A questão do analfabetismo digital no Brasil
Enviada em 13/01/2021
A Organização das Nações Unidas (ONU) defende a igualdade de direitos a todo ser humano, sobretudo, no que se refere ao acesso tecnológico. Diante disso, a conjuntura dessa análise é distinta no Brasil, haja vista que a disponibilidade da educação tecnológica nas escolas públicas brasileiras é precária. Isso se deve, essencialmente, pela ausência de aparelhos necessários para a prática do acesso e pela falta de profissionais capacitados no ensino digital.
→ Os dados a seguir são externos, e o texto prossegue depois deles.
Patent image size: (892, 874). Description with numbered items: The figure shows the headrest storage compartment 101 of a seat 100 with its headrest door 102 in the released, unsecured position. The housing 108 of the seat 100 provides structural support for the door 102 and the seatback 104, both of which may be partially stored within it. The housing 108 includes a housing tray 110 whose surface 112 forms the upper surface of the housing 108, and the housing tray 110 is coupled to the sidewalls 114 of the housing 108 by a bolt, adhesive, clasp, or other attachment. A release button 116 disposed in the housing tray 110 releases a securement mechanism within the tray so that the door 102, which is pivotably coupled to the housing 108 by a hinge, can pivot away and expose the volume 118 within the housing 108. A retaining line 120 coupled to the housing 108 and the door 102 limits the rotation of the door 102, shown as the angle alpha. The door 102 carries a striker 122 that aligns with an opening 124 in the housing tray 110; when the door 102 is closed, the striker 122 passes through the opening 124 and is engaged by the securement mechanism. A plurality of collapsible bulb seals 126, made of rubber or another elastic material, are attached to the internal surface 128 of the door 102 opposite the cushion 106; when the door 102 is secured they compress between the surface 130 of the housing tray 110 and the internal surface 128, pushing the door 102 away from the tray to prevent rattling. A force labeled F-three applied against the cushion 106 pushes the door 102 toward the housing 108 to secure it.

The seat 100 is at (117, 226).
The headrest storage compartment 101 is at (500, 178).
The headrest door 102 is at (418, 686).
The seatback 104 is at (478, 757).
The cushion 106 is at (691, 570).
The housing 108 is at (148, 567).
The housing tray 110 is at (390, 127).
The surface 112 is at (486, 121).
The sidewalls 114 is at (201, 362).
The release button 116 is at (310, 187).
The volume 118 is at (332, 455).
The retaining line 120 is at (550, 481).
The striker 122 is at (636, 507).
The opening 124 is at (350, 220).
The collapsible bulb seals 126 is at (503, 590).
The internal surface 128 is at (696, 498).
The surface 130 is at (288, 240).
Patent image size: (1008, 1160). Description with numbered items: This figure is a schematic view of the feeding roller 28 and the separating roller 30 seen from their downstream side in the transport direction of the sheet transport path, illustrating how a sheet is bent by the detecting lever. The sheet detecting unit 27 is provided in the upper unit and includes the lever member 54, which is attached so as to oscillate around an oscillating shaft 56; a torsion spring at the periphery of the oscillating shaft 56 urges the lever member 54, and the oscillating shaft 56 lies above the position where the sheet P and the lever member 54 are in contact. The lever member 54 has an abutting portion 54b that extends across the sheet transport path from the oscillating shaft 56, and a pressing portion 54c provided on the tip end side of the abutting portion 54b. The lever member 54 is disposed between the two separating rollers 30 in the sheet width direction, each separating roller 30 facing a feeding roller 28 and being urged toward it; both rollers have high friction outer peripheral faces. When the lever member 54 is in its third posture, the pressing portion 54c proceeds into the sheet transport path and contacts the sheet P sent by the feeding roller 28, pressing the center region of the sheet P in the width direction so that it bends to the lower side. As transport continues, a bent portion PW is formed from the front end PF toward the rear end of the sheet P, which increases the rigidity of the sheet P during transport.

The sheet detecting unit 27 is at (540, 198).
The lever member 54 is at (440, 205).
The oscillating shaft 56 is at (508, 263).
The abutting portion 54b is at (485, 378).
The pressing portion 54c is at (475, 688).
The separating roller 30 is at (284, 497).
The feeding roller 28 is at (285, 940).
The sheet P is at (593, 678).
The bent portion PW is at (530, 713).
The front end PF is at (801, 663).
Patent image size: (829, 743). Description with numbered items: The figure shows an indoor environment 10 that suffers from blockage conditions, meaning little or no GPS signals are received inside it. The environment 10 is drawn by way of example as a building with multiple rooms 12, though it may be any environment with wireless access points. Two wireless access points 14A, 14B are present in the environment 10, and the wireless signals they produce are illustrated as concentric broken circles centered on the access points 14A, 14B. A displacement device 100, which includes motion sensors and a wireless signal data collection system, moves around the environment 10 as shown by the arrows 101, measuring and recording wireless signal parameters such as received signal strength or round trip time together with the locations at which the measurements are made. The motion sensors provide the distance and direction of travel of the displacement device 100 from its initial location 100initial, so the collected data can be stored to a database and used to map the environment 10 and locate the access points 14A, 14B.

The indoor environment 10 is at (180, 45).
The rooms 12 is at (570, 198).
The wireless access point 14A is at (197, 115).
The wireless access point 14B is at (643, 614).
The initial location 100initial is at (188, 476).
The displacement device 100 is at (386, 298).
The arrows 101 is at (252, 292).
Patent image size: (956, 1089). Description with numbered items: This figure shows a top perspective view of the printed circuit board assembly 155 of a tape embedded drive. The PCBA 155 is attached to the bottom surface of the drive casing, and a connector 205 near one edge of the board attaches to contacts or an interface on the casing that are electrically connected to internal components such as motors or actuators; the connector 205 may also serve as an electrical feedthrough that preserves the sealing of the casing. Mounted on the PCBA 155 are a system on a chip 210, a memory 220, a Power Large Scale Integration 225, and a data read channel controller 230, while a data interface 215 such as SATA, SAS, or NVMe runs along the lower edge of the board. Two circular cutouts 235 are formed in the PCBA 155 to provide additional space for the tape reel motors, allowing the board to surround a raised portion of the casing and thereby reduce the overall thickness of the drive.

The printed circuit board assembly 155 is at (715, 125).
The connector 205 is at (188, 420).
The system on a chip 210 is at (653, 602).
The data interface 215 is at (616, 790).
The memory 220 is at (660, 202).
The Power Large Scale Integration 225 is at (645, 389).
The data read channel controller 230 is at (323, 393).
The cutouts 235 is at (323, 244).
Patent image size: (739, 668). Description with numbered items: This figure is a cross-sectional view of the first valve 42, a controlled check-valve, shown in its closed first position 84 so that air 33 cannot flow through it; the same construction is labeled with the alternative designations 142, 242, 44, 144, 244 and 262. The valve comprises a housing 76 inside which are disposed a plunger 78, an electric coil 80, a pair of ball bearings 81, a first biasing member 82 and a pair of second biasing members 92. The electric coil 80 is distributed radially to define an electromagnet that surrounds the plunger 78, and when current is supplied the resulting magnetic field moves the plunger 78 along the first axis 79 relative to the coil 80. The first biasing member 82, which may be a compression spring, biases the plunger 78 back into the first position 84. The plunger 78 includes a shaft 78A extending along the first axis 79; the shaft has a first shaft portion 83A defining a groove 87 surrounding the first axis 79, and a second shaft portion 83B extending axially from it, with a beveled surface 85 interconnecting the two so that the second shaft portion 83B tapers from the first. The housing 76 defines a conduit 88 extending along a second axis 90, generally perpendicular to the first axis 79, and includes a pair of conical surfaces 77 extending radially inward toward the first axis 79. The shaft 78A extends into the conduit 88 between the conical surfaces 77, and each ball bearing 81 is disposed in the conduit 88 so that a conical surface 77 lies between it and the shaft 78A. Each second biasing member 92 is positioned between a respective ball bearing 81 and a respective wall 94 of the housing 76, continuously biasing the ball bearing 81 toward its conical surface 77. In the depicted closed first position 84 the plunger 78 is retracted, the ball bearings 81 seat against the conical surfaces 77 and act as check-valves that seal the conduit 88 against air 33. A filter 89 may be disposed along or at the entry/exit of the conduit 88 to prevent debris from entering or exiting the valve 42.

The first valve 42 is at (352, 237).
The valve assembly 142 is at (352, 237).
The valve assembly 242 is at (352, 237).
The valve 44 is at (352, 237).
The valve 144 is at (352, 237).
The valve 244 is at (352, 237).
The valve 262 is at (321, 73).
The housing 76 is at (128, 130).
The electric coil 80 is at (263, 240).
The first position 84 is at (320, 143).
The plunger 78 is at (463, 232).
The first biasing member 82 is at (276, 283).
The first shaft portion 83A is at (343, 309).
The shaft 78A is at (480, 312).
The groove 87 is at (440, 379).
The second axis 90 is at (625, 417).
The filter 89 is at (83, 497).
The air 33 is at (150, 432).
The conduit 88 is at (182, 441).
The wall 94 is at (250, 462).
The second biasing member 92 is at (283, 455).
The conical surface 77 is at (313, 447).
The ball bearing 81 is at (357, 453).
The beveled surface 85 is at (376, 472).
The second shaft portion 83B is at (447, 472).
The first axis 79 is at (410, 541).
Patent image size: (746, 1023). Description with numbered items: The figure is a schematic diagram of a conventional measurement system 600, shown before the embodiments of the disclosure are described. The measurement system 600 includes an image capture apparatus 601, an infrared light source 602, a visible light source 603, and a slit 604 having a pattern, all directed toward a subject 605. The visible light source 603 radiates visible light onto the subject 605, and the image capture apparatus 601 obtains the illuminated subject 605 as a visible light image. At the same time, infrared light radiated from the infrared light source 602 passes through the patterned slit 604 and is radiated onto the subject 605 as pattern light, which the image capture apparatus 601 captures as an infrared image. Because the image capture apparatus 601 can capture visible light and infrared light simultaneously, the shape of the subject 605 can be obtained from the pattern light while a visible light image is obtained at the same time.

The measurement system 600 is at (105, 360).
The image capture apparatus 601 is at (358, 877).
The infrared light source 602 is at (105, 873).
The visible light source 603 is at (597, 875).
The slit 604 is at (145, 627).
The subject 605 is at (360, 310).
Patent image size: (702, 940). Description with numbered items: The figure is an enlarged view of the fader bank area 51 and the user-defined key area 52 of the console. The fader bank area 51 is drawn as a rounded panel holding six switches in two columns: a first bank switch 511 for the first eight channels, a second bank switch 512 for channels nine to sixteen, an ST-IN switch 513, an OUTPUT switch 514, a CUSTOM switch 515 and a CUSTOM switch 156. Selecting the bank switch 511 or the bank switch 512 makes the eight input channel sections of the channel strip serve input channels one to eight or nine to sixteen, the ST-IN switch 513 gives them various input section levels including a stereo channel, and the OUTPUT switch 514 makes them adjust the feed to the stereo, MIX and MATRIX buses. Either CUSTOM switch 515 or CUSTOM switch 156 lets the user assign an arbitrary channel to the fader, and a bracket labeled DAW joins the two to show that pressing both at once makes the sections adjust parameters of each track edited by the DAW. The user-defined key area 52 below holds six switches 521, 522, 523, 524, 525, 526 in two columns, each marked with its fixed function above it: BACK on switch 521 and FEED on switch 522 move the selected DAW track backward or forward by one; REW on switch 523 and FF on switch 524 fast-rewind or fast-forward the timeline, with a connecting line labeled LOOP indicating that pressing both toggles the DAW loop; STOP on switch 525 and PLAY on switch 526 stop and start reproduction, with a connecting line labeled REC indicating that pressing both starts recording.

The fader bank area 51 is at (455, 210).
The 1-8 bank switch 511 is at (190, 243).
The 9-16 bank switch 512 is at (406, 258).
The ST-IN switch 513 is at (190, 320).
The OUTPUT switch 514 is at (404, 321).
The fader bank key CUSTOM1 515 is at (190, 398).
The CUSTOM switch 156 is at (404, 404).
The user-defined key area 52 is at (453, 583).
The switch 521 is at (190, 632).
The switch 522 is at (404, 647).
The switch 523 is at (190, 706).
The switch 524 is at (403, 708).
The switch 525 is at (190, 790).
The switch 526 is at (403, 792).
Sob esse viés, é necessário destacar que a carência de aparelhos eletrônicos nas escolas públicas do Brasil contribuem para a persistência dessa problemática no país. Nesse sentido, a Constituição Federal Brasileira, promulgada em 1988, garante a todos a inclusão digital, independente do nivel social do cidadão. Contudo, o inacesso à aulas que garantam uma aprendizagem amplamente básica é frequente dentro de tal espaço público. Com isso, jovens e adultos que buscam aprender e garantir o processo inclusivo através do local de ensino acabam prejudicados. É inaceitável o Brasil, como país destaque em inovação, permitir que o analfabetismo de mídias sociais seja um empecilho em pelo século XXI.
Além disso, professores capacitados nessa modalidade educacional são raramente disponíveis em tais escolas. Dessa maneira, Émile Durkheim atribui que o indivíduo é reflexo do pensamento e ações da sociedade, o que contraria a atual realidade, visto que esse problema não é detectado na rede privada de ensino. Devido à isso, pessoas com baixo nível educacional de acesso encontram dificuldades nomercado de trabalho constantemente. Ademais, a escassez de informações também é um fator inadmissível na sociedade contemporânea. Sendo assim, é necessário buscar alternativas que proporcionem uma resolução abrangente desse atrito.
Portanto, medidas são necessárias para resolver o impasse. O Ministério da Ciência, Tecnologia e Inovações deve propor a criação de cursos específicos a esse ensino, por meio de um projeto entregue à câmara dos deputados. Tais cursos devem ser implantados em todas as escolas, com a presença de profissionais capacitados e aparelhos eletrônicos, abrangendo todos os estudantes. Espera-se, com essa ação, a construção de uma geração mais inclusiva e a erradicação desse analfabetismo.